En témoigne la teneur de sa déclaration du 16 mars 2019, dans laquelle il a clairement annoncé la «non-ingérence» du royaume dans les affaires internes du voisin de l’Est. Nasser Bourita avait alors martelé que «le Maroc n’a à se mêler des développements internes que connait l’Algérie». Des déclarations érigées depuis en code de conduite pour l’ensemble des voix officielles au Maroc, contraintes de passer sous silence les marches du Hirak algérien.

De plus, tout dépassement de ces recommandations a été immédiatement sanctionné. Les circonstances de la démission de Salaheddine Mezouar de la présidence de la CGEM est un exemple éloquent. L’ancien ministre des Affaires étrangères sous le gouvernement Benkirane II avait choisi de briser le silence, commentant brièvement la situation en Algérie à l’occasion de sa participation à un forum politique organisé en octobre 2019 à Marrakech. Mezouar avait appelé les militaires algériens à accepter de partager le pouvoir avec le peuple.
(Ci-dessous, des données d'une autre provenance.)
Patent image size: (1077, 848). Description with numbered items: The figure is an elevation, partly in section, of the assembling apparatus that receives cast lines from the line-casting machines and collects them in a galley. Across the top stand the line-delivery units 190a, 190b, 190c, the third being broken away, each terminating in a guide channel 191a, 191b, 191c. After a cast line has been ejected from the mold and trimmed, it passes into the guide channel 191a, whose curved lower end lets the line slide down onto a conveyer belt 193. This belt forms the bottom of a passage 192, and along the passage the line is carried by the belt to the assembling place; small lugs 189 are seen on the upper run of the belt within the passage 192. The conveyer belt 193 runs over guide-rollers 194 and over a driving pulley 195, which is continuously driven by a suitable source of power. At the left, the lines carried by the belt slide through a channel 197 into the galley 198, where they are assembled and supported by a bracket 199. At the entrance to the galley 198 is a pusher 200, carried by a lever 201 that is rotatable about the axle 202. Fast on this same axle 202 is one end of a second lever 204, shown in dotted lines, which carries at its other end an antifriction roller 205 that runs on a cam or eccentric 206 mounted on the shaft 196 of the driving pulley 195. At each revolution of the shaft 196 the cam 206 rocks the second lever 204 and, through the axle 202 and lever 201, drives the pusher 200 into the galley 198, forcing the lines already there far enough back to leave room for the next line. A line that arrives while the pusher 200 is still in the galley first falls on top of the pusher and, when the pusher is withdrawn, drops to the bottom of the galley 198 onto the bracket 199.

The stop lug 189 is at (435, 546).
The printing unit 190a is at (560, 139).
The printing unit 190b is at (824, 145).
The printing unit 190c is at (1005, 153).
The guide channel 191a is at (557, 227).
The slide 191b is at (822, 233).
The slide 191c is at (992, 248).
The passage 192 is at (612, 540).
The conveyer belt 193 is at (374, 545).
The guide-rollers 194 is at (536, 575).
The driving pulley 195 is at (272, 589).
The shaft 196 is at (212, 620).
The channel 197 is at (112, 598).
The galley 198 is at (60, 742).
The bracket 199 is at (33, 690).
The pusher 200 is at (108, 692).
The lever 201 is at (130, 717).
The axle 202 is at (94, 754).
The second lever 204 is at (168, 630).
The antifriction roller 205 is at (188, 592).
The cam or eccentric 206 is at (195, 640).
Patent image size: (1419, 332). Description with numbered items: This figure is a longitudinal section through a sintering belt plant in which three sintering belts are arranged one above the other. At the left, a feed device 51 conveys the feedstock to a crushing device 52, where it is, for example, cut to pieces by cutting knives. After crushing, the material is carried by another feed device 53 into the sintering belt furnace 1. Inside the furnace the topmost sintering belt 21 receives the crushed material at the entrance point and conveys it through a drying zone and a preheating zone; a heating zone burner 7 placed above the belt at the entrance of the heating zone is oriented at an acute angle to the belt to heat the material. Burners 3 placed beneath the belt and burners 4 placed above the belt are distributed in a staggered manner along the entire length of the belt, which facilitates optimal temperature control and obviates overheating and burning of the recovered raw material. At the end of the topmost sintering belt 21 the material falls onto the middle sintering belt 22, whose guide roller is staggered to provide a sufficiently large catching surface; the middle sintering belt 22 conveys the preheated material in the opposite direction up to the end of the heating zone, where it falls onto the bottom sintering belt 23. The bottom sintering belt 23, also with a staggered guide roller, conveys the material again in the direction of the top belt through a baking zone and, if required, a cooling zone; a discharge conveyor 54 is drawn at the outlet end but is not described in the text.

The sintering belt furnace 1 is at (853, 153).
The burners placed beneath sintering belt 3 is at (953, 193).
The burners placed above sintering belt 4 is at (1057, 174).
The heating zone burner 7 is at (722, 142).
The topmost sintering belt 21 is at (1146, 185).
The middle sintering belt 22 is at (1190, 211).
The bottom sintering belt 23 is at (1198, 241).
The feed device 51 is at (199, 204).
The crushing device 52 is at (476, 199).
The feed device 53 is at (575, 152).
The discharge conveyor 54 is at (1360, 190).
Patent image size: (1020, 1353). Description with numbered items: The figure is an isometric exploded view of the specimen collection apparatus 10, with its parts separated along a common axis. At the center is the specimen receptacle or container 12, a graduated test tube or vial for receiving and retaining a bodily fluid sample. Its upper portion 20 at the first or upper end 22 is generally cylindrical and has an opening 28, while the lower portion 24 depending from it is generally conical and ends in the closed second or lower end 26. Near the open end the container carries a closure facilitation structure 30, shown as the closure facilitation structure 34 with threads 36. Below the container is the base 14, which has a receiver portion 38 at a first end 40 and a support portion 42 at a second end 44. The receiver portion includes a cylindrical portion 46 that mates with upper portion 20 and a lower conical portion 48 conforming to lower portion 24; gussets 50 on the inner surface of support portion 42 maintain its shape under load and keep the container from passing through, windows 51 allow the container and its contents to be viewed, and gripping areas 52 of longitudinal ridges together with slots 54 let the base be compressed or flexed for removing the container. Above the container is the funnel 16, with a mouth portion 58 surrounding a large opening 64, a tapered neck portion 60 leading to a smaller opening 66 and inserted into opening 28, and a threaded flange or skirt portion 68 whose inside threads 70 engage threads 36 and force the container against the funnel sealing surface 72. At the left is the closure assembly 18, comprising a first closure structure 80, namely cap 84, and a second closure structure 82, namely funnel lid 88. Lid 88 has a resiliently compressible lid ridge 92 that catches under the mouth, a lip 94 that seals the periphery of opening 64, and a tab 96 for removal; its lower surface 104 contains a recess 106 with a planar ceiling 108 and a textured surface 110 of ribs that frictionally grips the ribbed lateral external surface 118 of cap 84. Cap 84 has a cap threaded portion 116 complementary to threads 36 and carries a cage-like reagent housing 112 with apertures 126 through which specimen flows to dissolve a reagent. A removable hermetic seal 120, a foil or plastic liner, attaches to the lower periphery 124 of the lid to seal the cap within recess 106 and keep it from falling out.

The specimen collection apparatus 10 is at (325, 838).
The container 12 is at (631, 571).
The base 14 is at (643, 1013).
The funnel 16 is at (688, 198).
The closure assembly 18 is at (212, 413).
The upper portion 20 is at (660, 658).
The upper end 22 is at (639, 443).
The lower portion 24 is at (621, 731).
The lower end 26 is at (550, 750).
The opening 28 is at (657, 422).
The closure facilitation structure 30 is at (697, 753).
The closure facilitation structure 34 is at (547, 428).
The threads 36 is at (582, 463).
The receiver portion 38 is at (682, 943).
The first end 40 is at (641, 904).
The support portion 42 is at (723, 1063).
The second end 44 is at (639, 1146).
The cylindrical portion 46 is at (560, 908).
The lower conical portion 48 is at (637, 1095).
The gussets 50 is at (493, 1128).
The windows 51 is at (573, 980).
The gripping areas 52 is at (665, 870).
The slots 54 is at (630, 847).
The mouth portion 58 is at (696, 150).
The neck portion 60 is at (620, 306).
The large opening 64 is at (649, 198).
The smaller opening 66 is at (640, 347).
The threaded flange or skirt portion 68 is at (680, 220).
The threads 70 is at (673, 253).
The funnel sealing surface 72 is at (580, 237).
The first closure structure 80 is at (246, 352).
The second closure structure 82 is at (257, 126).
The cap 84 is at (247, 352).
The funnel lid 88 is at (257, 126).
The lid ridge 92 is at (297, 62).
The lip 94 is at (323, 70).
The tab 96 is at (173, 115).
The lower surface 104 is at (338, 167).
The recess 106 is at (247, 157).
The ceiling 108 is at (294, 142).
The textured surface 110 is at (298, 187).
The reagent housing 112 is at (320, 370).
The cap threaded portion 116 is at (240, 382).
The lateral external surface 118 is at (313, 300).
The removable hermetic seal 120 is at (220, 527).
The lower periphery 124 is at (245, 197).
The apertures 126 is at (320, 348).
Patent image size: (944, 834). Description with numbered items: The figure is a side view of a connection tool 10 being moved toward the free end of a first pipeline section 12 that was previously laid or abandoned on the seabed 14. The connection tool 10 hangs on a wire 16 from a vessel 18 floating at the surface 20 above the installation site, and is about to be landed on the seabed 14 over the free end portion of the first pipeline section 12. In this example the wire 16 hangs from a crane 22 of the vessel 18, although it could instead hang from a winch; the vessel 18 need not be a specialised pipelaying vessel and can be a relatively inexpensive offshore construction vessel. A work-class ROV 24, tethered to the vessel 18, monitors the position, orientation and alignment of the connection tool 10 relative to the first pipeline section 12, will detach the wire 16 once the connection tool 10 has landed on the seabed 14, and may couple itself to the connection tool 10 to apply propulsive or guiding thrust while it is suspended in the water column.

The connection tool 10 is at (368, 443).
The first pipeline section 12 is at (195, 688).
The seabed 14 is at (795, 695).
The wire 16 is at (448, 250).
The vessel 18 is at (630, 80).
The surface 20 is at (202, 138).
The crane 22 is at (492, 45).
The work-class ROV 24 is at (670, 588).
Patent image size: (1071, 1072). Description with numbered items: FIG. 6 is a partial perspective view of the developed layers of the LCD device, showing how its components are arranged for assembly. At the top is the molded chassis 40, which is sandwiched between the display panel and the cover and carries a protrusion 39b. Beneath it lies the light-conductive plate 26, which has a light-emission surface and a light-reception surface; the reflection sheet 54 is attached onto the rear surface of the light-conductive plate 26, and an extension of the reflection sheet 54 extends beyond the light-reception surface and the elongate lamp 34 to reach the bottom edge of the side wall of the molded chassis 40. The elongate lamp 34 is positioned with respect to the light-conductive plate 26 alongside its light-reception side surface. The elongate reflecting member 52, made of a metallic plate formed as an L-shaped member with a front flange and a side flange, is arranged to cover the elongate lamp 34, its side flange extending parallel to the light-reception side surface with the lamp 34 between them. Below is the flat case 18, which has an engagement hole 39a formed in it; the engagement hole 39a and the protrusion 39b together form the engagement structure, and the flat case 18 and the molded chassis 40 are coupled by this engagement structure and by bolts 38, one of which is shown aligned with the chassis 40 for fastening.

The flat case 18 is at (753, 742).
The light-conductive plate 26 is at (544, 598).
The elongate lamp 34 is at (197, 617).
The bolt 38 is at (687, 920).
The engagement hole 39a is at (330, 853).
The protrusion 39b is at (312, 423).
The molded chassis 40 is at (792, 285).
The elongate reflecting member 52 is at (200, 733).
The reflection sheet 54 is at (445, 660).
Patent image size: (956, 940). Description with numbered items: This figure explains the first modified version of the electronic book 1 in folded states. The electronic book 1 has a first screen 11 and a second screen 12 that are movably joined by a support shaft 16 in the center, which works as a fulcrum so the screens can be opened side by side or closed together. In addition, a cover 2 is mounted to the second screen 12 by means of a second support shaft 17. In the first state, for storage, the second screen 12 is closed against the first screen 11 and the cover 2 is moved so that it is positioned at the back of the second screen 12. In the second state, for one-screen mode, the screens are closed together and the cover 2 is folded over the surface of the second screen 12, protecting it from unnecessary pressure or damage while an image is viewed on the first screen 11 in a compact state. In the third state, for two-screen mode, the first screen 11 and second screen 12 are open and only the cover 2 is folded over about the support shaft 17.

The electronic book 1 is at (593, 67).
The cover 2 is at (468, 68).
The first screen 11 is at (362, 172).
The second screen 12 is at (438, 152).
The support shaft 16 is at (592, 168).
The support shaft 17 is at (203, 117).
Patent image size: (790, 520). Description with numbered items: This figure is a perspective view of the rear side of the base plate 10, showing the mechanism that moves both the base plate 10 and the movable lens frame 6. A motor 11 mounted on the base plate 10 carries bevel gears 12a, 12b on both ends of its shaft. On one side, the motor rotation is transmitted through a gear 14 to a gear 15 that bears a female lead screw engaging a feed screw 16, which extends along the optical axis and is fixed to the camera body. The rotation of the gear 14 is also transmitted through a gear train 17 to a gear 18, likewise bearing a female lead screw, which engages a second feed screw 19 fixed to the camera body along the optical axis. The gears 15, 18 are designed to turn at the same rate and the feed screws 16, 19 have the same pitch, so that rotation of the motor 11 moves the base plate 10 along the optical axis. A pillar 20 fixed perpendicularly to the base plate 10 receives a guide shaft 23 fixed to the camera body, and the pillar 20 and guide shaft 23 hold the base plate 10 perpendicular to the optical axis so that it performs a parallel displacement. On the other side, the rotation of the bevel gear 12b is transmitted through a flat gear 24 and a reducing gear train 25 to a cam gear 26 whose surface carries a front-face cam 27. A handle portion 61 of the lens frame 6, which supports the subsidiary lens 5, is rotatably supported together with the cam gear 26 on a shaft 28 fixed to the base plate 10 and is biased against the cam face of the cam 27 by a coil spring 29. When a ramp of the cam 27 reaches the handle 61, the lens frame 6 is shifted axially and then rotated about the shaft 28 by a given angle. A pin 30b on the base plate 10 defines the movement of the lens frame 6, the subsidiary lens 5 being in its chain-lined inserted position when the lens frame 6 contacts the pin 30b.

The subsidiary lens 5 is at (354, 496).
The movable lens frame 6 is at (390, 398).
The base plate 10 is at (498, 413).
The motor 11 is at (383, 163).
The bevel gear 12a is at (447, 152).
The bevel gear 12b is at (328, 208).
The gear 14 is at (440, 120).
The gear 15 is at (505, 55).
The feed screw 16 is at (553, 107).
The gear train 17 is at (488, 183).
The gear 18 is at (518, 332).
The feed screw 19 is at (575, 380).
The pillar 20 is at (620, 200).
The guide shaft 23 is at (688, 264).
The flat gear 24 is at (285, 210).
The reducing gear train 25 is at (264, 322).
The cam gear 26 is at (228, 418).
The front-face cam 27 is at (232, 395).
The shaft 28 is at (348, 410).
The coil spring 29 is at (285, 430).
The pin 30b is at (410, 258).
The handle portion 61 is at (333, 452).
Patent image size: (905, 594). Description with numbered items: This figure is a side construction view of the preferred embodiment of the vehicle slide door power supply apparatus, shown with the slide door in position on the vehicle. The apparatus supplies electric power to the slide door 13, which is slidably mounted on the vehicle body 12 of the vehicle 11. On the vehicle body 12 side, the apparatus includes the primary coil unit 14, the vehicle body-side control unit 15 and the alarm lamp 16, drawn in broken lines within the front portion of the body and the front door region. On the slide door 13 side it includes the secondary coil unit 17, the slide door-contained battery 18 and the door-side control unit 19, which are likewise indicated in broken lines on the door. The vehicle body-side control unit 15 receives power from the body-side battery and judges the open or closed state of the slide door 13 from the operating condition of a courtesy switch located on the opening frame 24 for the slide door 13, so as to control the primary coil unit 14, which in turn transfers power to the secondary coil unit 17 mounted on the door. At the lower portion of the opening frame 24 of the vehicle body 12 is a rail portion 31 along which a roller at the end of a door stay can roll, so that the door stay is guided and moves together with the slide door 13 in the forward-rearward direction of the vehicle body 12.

Une «audace» qu’il a chèrement payée, après la publication d’un communiqué de presse de la diplomatie marocaine, qualifiant ses propos de «démarche irresponsable, maladroite et irréfléchie».

Après une année, la diplomatie marocaine revoit sa politique

Même le chef du gouvernement a dû se plier aux règles imposées par la diplomatie marocaine sur le cas algérien. Ainsi, Saadeddine El Othmani a dû nuancer ses déclarations sur le voisin de l’Est. Le 16 mai, à l’occasion d’un «Iftar» avec des représentants de médias, il avait prédit que «la nouvelle équipe dirigeante en Algérie n’adoptera pas le même comportement hostile vis-à-vis du Maroc», dans une prophétie qui ne s’est pas avérée exacte.

Le lendemain, l’ancien porte-parole du cabinet El Othmani publiait un communiqué assurant que «le chef du gouvernement n’a fait aucune déclaration officielle sur l’Algérie voisine et n’a exprimé aucune position du gouvernement marocain».

Ce code de conduite a été scrupuleusement observé par l’ensemble des acteurs politiques officiels, jusqu’l’arrivée au pouvoir d’Abdelmadjid Tebboune. Depuis, la donne a évolué. Ainsi, le nouveau président a eu le mérite de décliner sa position sur le principal dossier qui concerne le Maroc dès les premières minutes de sa prise de fonction. «Je souligne clairement que la question du Sahara occidental relève d'une question de décolonisation qui est entre les mains des Nations unies et de l'Union africaine», a-t-il précisé, le 19 décembre, dans son discours ayant suivi la cérémonie de sa prestation de serment. Le nouvel homme fort d’Alger a, depuis, multiplié les déclarations dans ce sens, au grand dam du Maroc.

Considérant que sa politique de main tendue n’a rien donné de concret sur le terrain, le royaume semble s’être débarrassé de la réserve qu'il a adoptée durant près de 12 mois. Sa diplomatie n’hésite plus à titiller l’Algérie sur les réactions aux ouvertures de consulats de pays africains à Laâyoune et Dakhla.

Cette nouvelle ligne de conduite est appelée à se poursuivre dans les semaines et les mois à venir sur la question du Sahara occidental, avec les échéances d’avril au Conseil de sécurité, le Sommet Afrique-France de juin ainsi que l’éventuel Sommet Union africaine-Ligue arabe que l’Arabie saoudite doit accueillir. Des empoignades sont ainsi en perspectives entre les deux voisins ennemis.